Noisy data facilitates Dartmouth investigation of breast cancer gene expression
Researchers from Dartmouth's Norris Cotton Cancer Center, led by Casey S. Greene, PhD, reported in Pacific Symposium on Biocomputing on the use of denoising autoencoders (DAs) to effectively extract key biological principles from gene expression data and summarize them into constructed features with convenient properties.
"Cancers are very complex," explained Greene. "Our goal is to measure which genes are being expressed, and to what extent they're being expressed, and then automatically summarize what the cancer is doing and how we might control it."

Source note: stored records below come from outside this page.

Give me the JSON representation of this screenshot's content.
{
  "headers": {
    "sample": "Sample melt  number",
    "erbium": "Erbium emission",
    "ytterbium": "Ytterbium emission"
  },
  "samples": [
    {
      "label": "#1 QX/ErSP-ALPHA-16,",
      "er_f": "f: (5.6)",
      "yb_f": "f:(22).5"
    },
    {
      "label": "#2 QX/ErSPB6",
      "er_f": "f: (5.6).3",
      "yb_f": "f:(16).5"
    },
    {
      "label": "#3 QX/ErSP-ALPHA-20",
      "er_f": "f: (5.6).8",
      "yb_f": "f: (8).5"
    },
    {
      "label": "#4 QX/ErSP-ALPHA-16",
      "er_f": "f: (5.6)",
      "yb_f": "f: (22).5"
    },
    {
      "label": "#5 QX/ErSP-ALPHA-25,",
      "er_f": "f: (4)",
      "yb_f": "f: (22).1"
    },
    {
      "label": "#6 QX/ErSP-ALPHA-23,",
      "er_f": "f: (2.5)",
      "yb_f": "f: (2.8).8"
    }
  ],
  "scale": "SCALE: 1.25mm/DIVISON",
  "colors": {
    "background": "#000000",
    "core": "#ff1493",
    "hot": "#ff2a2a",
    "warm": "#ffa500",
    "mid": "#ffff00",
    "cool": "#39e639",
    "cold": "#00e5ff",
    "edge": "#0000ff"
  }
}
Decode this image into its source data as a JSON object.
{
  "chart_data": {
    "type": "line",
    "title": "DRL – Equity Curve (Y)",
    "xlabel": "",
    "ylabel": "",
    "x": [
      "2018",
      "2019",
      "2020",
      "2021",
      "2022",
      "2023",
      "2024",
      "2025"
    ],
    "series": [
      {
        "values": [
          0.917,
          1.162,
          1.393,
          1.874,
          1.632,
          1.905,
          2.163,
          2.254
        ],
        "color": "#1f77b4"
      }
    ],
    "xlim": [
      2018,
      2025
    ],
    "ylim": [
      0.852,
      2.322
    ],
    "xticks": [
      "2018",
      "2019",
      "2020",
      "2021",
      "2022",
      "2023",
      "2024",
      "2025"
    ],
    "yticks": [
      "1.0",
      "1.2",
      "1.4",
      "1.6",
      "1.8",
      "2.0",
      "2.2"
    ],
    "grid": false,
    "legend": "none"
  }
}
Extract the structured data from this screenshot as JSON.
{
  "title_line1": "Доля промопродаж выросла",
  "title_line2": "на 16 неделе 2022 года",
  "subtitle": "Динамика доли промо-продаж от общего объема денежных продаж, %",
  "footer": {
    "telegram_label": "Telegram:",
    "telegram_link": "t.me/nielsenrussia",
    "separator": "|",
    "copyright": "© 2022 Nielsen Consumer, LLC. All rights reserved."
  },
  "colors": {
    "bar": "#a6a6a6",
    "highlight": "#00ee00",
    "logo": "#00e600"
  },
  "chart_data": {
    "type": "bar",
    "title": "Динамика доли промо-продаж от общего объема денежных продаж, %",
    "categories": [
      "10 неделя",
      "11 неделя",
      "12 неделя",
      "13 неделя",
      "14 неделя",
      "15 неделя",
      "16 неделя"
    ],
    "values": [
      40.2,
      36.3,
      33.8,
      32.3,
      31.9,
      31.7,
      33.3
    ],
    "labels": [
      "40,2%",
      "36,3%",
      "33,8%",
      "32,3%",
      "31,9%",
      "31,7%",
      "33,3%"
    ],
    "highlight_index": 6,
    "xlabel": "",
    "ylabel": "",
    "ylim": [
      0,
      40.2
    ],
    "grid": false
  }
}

Normally, it is difficult to apply computational models across different studies because the gene expression data is "noisy," meaning that there are many factors that differ in the way gene expression is measured. To begin their analysis, Greene's team added more noise to the data and then trained a computer to remove the noise. To remove the noise, the computer had to learn about key underlying features of breast cancer. "This approach of removing noise makes the models we constructed more generally applicable," Greene said.
Greene and the Dartmouth team studied DAs, which train computers directly on the data without requiring researchers to provide known biological principles to the computer, as a method to identify and extract complex patterns from genomic data. The model that the computer constructs can then be compared to previous discoveries to understand where data supports those discoveries and where the data raises new questions. The performance of DAs was evaluated by applying them to a large collection of breast cancer gene expression data. Results show that DAs were able to recognize changes in gene expression that corresponded to the cancers' molecular and clinical information.
"These techniques and findings will enable others to use the DAs to evaluate gene expression data in a variety of disease sites," reported Greene. "While noise in data is usually viewed as a problem, adding noise to data can actually be a good thing because it can help reveal the underlying signal. When we did this to analyze data from breast cancers, we found gene expression features that generalize across studies and represent important clinical factors."
Next for Greene's research team are more complex models that take multiple levels of regulation into account. Their goal is to develop methods that not only model data but that can automatically explain to researchers what the models have learned.